How does BCAC’s work fit in with the mission of the Rodham institute?
El Bayoumi: Our mission is to improve health equity in Washington, D.C. We do that by convening, connecting, and catalyzing. So, for example, we are connecting BCAC to the community through our partnerships with groups such as BlackDoctor.org. We’ve got an incredible series of partnerships, more than 200 at this point.
We are really servant leaders, that’s how we see ourselves, and among our priority areas is that community connection. We leverage our partnerships to bring in people who may not necessarily be represented within the mission of BCAC, to help forward this work of educating the community about the pandemic and the COVID-19 vaccines.
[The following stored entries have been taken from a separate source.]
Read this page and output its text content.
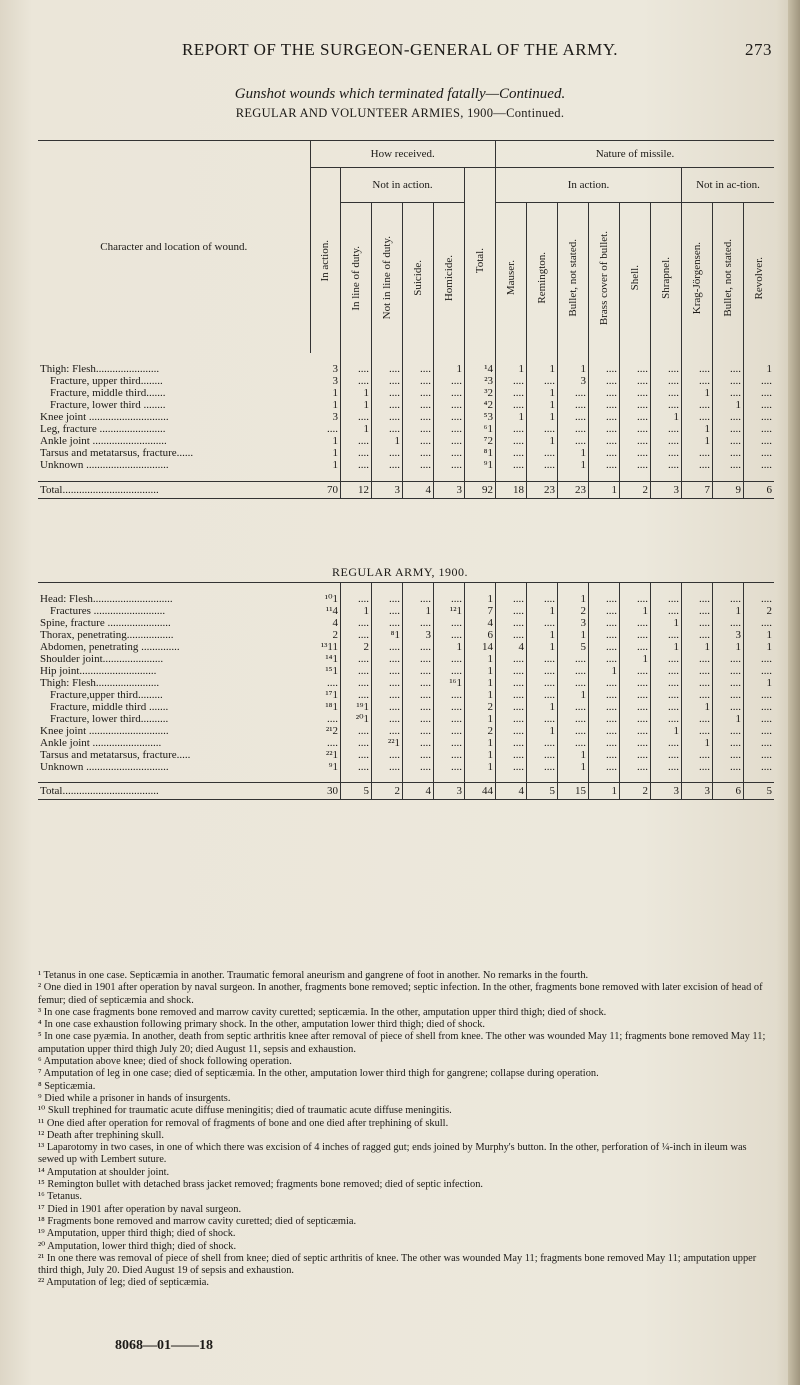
REPORT OF THE SURGEON-GENERAL OF THE ARMY.	273
Gunshot wounds which terminated fatally—Continued.
REGULAR AND VOLUNTEER ARMIES, 1900—Continued.
Character and location of wound.	How received.						Nature of missile.								

	In action.	Not in action.				Total.	In action.						Not in ac-tion.		

		In line of duty.	Not in line of duty.	Suicide.	Homicide.		Mauser.	Remington.	Bullet, not stated.	Brass cover of bullet.	Shell.	Shrapnel.	Krag-Jörgensen.	Bullet, not stated.	Revolver.

Thigh: Flesh.......................	3	....	....	....	1	¹4	1	1	1	....	....	....	....	....	1
Fracture, upper third........	3	....	....	....	....	²3	....	....	3	....	....	....	....	....	....
Fracture, middle third.......	1	1	....	....	....	³2	....	1	....	....	....	....	1	....	....
Fracture, lower third ........	1	1	....	....	....	⁴2	....	1	....	....	....	....	....	1	....
Knee joint .............................	3	....	....	....	....	⁵3	1	1	....	....	....	1	....	....	....
Leg, fracture ........................	....	1	....	....	....	⁶1	....	....	....	....	....	....	1	....	....
Ankle joint ...........................	1	....	1	....	....	⁷2	....	1	....	....	....	....	1	....	....
Tarsus and metatarsus, fracture......	1	....	....	....	....	⁸1	....	....	1	....	....	....	....	....	....
Unknown ..............................	1	....	....	....	....	⁹1	....	....	1	....	....	....	....	....	....

Total...................................	70	12	3	4	3	92	18	23	23	1	2	3	7	9	6
REGULAR ARMY, 1900.

Head: Flesh.............................	¹⁰1	....	....	....	....	1	....	....	1	....	....	....	....	....	....
Fractures ..........................	¹¹4	1	....	1	¹²1	7	....	1	2	....	1	....	....	1	2
Spine, fracture .......................	4	....	....	....	....	4	....	....	3	....	....	1	....	....	....
Thorax, penetrating.................	2	....	⁸1	3	....	6	....	1	1	....	....	....	....	3	1
Abdomen, penetrating ..............	¹³11	2	....	....	1	14	4	1	5	....	....	1	1	1	1
Shoulder joint......................	¹⁴1	....	....	....	....	1	....	....	....	....	1	....	....	....	....
Hip joint............................	¹⁵1	....	....	....	....	1	....	....	....	1	....	....	....	....	....
Thigh: Flesh.......................	....	....	....	....	¹⁶1	1	....	....	....	....	....	....	....	....	1
Fracture,upper third.........	¹⁷1	....	....	....	....	1	....	....	1	....	....	....	....	....	....
Fracture, middle third .......	¹⁸1	¹⁹1	....	....	....	2	....	1	....	....	....	....	1	....	....
Fracture, lower third..........	....	²⁰1	....	....	....	1	....	....	....	....	....	....	....	1	....
Knee joint .............................	²¹2	....	....	....	....	2	....	1	....	....	....	1	....	....	....
Ankle joint .........................	....	....	²²1	....	....	1	....	....	....	....	....	....	1	....	....
Tarsus and metatarsus, fracture.....	²²1	....	....	....	....	1	....	....	1	....	....	....	....	....	....
Unknown ..............................	⁹1	....	....	....	....	1	....	....	1	....	....	....	....	....	....

Total...................................	30	5	2	4	3	44	4	5	15	1	2	3	3	6	5

¹ Tetanus in one case. Septicæmia in another. Traumatic femoral aneurism and gangrene of foot in another. No remarks in the fourth.

² One died in 1901 after operation by naval surgeon. In another, fragments bone removed; septic infection. In the other, fragments bone removed with later excision of head of femur; died of septicæmia and shock.

³ In one case fragments bone removed and marrow cavity curetted; septicæmia. In the other, amputation upper third thigh; died of shock.

⁴ In one case exhaustion following primary shock. In the other, amputation lower third thigh; died of shock.

⁵ In one case pyæmia. In another, death from septic arthritis knee after removal of piece of shell from knee. The other was wounded May 11; fragments bone removed May 11; amputation upper third thigh July 20; died August 11, sepsis and exhaustion.

⁶ Amputation above knee; died of shock following operation.

⁷ Amputation of leg in one case; died of septicæmia. In the other, amputation lower third thigh for gangrene; collapse during operation.

⁸ Septicæmia.

⁹ Died while a prisoner in hands of insurgents.

¹⁰ Skull trephined for traumatic acute diffuse meningitis; died of traumatic acute diffuse meningitis.

¹¹ One died after operation for removal of fragments of bone and one died after trephining of skull.

¹² Death after trephining skull.

¹³ Laparotomy in two cases, in one of which there was excision of 4 inches of ragged gut; ends joined by Murphy's button. In the other, perforation of ¼-inch in ileum was sewed up with Lembert suture.

¹⁴ Amputation at shoulder joint.

¹⁵ Remington bullet with detached brass jacket removed; fragments bone removed; died of septic infection.

¹⁶ Tetanus.

¹⁷ Died in 1901 after operation by naval surgeon.

¹⁸ Fragments bone removed and marrow cavity curetted; died of septicæmia.

¹⁹ Amputation, upper third thigh; died of shock.

²⁰ Amputation, lower third thigh; died of shock.

²¹ In one there was removal of piece of shell from knee; died of septic arthritis of knee. The other was wounded May 11; fragments bone removed May 11; amputation upper third thigh, July 20. Died August 19 of sepsis and exhaustion.

²² Amputation of leg; died of septicæmia.

8068—01——18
The other important contribution from the Rodham Institute is our flexibility to be able to pivot to meet the immediate needs of the community. In addition to offering webinars, we’ve distributed N95 masks to a variety of groups that include residents, teachers, and frontline clinicians working in Southeast Washington. We’ve delivered food to people during the lockdown, including to staff at United Medical Center where, believe it or not, they didn’t have a cafeteria that's open on the weekends or open past 3 p.m. for the people that work there.
Why is it so important to talk about health equity and health disparities?
El Bayoumi: If we talk about us as a society, whether physical or mental health, if we aren’t ensuring that all of Americans have access to the best care possible, then we really aren’t realizing our potential as a nation.
If we see it in a holistic way, there are a number of things we can do to improve the health of the community, ensuring there’s access to good quality food and good quality housing, for instance. If all the Rodham Institute did was to help kids to graduate from high school, we could add 10 years of life to their life expectancy. In Washington, D.C., the life expectancy gap between the richest and poorest residents is almost 27 years. For someone living in Georgetown for instance, their life expectancy is 94 years, but if you’re living in Anacostia, 64. If we could just get kids to graduate from high school, we could cut that deficit almost by half.
The whole reason the Rodham Institute was established was because in Washington, D.C., the capital of the richest country in the world, we lead the country per capita in cancer mortality and end-stage kidney disease and HIV.
And that doesn't even tell the whole story. In Ward 8, we have the same HIV rate as Namibia and the same infant mortality rate as El Salvador and Cambodia. I feel that as an academic institution, we really have to be actively engaged with our communities. That is what the Rodham Institute has done and is trying to do, close those gaps and end those health disparities.